Una porta che si apre

C’è una casetta alle pendici di una montagna, piccolina, poverina con un grande via vai di gente.
Dalle finestre si sentono le voci di quelli che vengono a chiedere aiuto, un po’ di riso, un sorriso, un abbraccio o qualcuno che li ascolti.
È una casetta modesta, vicina alla tribù indigena dei mangyans. Gli indigeni vanno spesso a bussare alla porta di quella casetta, per vedere la famiglia con gli otto bambini e tutti quegli ospiti. Li salutano chiamandoli “kaibigan” che significa “amico”. Amici lo sono per davvero anche se non hanno niente in comune.
Ed in questo contesto, con un padre silenzioso a cui hanno rubato la casa ed il lavoro ed una madre sempre pronta ad aiutare il prossimo, cresce una bambina.
Il papà non parla mai e se la porta nei campi, dove lavora, lui che un tempo era insegnante.
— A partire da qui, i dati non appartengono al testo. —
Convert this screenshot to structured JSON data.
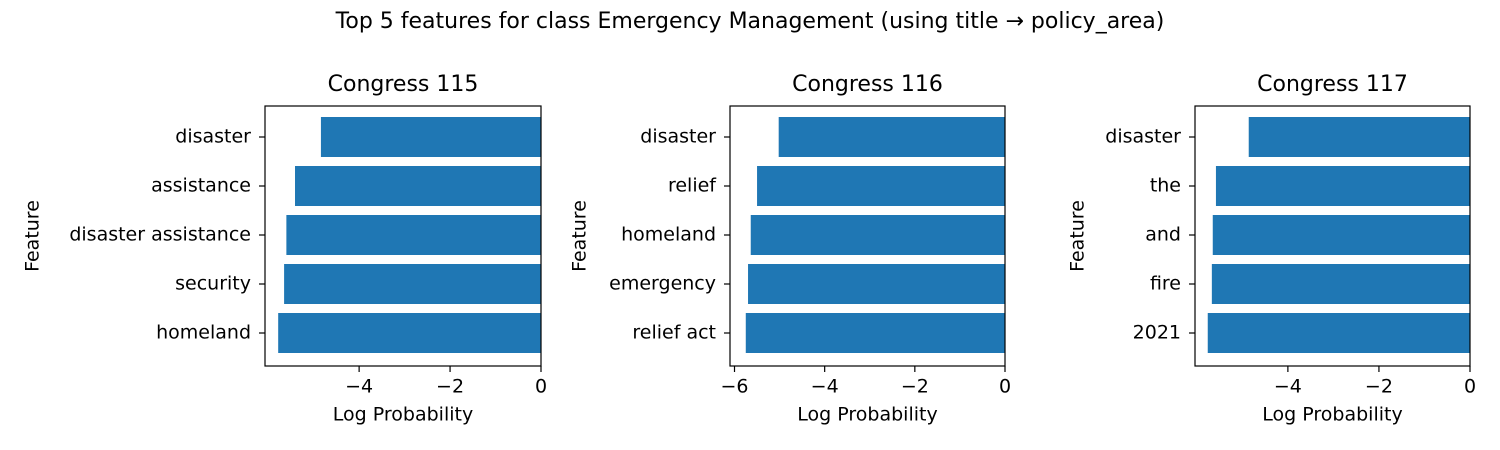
{
  "title": "Top 5 features for class Emergency Management (using title → policy_area)",
  "chart_data": [
    {
      "type": "barh",
      "title": "Congress 115",
      "xlabel": "Log Probability",
      "ylabel": "Feature",
      "categories": [
        "disaster",
        "assistance",
        "disaster assistance",
        "security",
        "homeland"
      ],
      "values": [
        -4.84,
        -5.41,
        -5.6,
        -5.65,
        -5.78
      ],
      "color": "#1f77b4",
      "xlim": [
        -6.07,
        0
      ],
      "xticks": [
        {
          "value": -4,
          "label": "−4"
        },
        {
          "value": -2,
          "label": "−2"
        },
        0
      ]
    },
    {
      "type": "barh",
      "title": "Congress 116",
      "xlabel": "Log Probability",
      "ylabel": "Feature",
      "categories": [
        "disaster",
        "relief",
        "homeland",
        "emergency",
        "relief act"
      ],
      "values": [
        -5.02,
        -5.5,
        -5.64,
        -5.7,
        -5.75
      ],
      "color": "#1f77b4",
      "xlim": [
        -6.1,
        0
      ],
      "xticks": [
        {
          "value": -6,
          "label": "−6"
        },
        {
          "value": -4,
          "label": "−4"
        },
        {
          "value": -2,
          "label": "−2"
        },
        0
      ]
    },
    {
      "type": "barh",
      "title": "Congress 117",
      "xlabel": "Log Probability",
      "ylabel": "Feature",
      "categories": [
        "disaster",
        "the",
        "and",
        "fire",
        "2021"
      ],
      "values": [
        -4.86,
        -5.58,
        -5.65,
        -5.67,
        -5.76
      ],
      "color": "#1f77b4",
      "xlim": [
        -6.04,
        0
      ],
      "xticks": [
        {
          "value": -4,
          "label": "−4"
        },
        {
          "value": -2,
          "label": "−2"
        },
        0
      ]
    }
  ]
}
Non è arrabbiato però e la piccola lo sa perché il suo papà parla sempre della bontà di Dio.
Non hanno molto da mangiare, non hanno molti soldi, non hanno molto. Ma la mamma accoglie sempre tutti e la loro casa è sempre allegra.
Questa bimba sta imparando che il poco messo in comune diventa molto.
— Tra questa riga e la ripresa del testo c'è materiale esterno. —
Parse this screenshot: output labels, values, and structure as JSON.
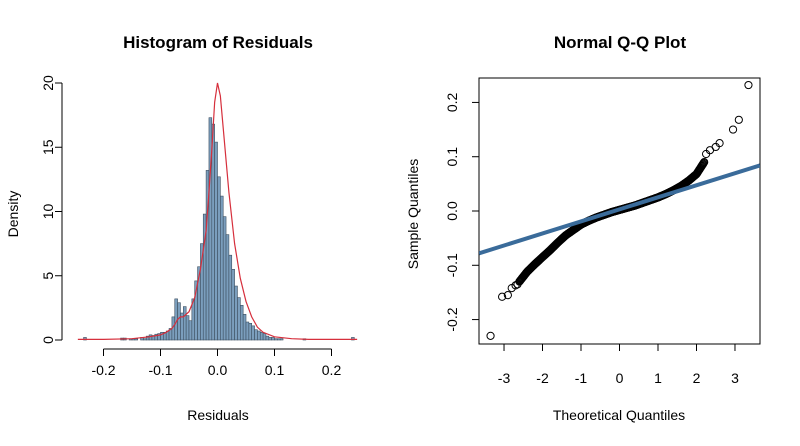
{
  "chart_data": [
    {
      "type": "bar",
      "subtype": "histogram-with-density",
      "title": "Histogram of Residuals",
      "xlabel": "Residuals",
      "ylabel": "Density",
      "xlim": [
        -0.25,
        0.25
      ],
      "ylim": [
        0,
        20
      ],
      "xticks": [
        -0.2,
        -0.1,
        0.0,
        0.1,
        0.2
      ],
      "xtick_labels": [
        "-0.2",
        "-0.1",
        "0.0",
        "0.1",
        "0.2"
      ],
      "yticks": [
        0,
        5,
        10,
        15,
        20
      ],
      "ytick_labels": [
        "0",
        "5",
        "10",
        "15",
        "20"
      ],
      "bin_width": 0.005,
      "bin_start": -0.235,
      "bar_fill": "#7b9ebd",
      "bar_stroke": "#3d4f60",
      "density_color": "#d62f3c",
      "bin_values": [
        0.2,
        0,
        0,
        0,
        0,
        0,
        0,
        0,
        0,
        0,
        0,
        0,
        0,
        0.15,
        0.15,
        0,
        0.1,
        0.1,
        0.1,
        0,
        0.2,
        0.1,
        0.3,
        0.4,
        0.35,
        0.45,
        0.5,
        0.6,
        0.6,
        0.7,
        0.9,
        1.8,
        3.2,
        2.9,
        2.1,
        2.6,
        1.9,
        1.5,
        3.2,
        4.6,
        5.7,
        7.5,
        9.8,
        13.2,
        17.3,
        16.8,
        15.4,
        12.7,
        11.2,
        9.6,
        8.2,
        6.6,
        5.5,
        4.2,
        3.3,
        2.7,
        2.0,
        1.4,
        1.3,
        1.1,
        0.8,
        0.7,
        0.6,
        0.5,
        0.3,
        0.2,
        0.2,
        0.1,
        0.1,
        0.1,
        0,
        0,
        0,
        0,
        0,
        0,
        0,
        0.1,
        0,
        0,
        0,
        0,
        0,
        0,
        0,
        0,
        0,
        0,
        0,
        0,
        0,
        0,
        0,
        0,
        0.2,
        0
      ],
      "density_curve": {
        "x": [
          -0.245,
          -0.2,
          -0.15,
          -0.12,
          -0.1,
          -0.09,
          -0.08,
          -0.075,
          -0.07,
          -0.065,
          -0.06,
          -0.05,
          -0.04,
          -0.03,
          -0.02,
          -0.015,
          -0.01,
          -0.005,
          0,
          0.005,
          0.01,
          0.02,
          0.03,
          0.04,
          0.05,
          0.06,
          0.07,
          0.08,
          0.1,
          0.13,
          0.16,
          0.2,
          0.245
        ],
        "y": [
          0.05,
          0.05,
          0.1,
          0.25,
          0.4,
          0.6,
          0.9,
          1.2,
          1.6,
          1.8,
          1.8,
          2.2,
          3.3,
          5.5,
          8.5,
          11.5,
          14.8,
          18.5,
          20.0,
          19.0,
          16.5,
          11.5,
          7.5,
          4.8,
          3.0,
          1.8,
          1.0,
          0.6,
          0.25,
          0.1,
          0.05,
          0.05,
          0.05
        ]
      }
    },
    {
      "type": "scatter",
      "subtype": "qq-plot",
      "title": "Normal Q-Q Plot",
      "xlabel": "Theoretical Quantiles",
      "ylabel": "Sample Quantiles",
      "xlim": [
        -3.65,
        3.65
      ],
      "ylim": [
        -0.245,
        0.245
      ],
      "xticks": [
        -3,
        -2,
        -1,
        0,
        1,
        2,
        3
      ],
      "xtick_labels": [
        "-3",
        "-2",
        "-1",
        "0",
        "1",
        "2",
        "3"
      ],
      "yticks": [
        -0.2,
        -0.1,
        0.0,
        0.1,
        0.2
      ],
      "ytick_labels": [
        "-0.2",
        "-0.1",
        "0.0",
        "0.1",
        "0.2"
      ],
      "line_color": "#3a6b9a",
      "reference_line": {
        "slope": 0.0222,
        "intercept": 0.003
      },
      "extreme_points": [
        {
          "x": -3.35,
          "y": -0.23
        },
        {
          "x": -3.05,
          "y": -0.158
        },
        {
          "x": -2.9,
          "y": -0.155
        },
        {
          "x": -2.8,
          "y": -0.142
        },
        {
          "x": -2.7,
          "y": -0.137
        },
        {
          "x": -2.65,
          "y": -0.135
        },
        {
          "x": 2.25,
          "y": 0.105
        },
        {
          "x": 2.35,
          "y": 0.112
        },
        {
          "x": 2.5,
          "y": 0.118
        },
        {
          "x": 2.6,
          "y": 0.125
        },
        {
          "x": 2.95,
          "y": 0.15
        },
        {
          "x": 3.1,
          "y": 0.168
        },
        {
          "x": 3.35,
          "y": 0.232
        }
      ],
      "quantile_curve": {
        "x": [
          -2.6,
          -2.4,
          -2.2,
          -2.0,
          -1.8,
          -1.6,
          -1.4,
          -1.2,
          -1.0,
          -0.8,
          -0.6,
          -0.4,
          -0.2,
          0,
          0.2,
          0.4,
          0.6,
          0.8,
          1.0,
          1.2,
          1.4,
          1.6,
          1.8,
          2.0,
          2.2
        ],
        "y": [
          -0.13,
          -0.112,
          -0.098,
          -0.085,
          -0.072,
          -0.058,
          -0.045,
          -0.035,
          -0.025,
          -0.018,
          -0.012,
          -0.007,
          -0.002,
          0.002,
          0.006,
          0.01,
          0.015,
          0.02,
          0.025,
          0.031,
          0.038,
          0.046,
          0.056,
          0.068,
          0.09
        ]
      }
    }
  ]
}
Nella casetta ai piedi del monte c’è sempre tanta gente che ha bisogno e la piccola sa che da grande diventerà una missionaria: vuole aiutare le persone.
Vuole che a nessuno sia portato via tutto come è successo alla sua famiglia perché i suoi genitori distrutti li ricorda ancora molto bene. Perché sa cosa vuol dire trovarsi senza niente e tutti i giorni in quella piccola casa vede persone che hanno bisogno di aiuto.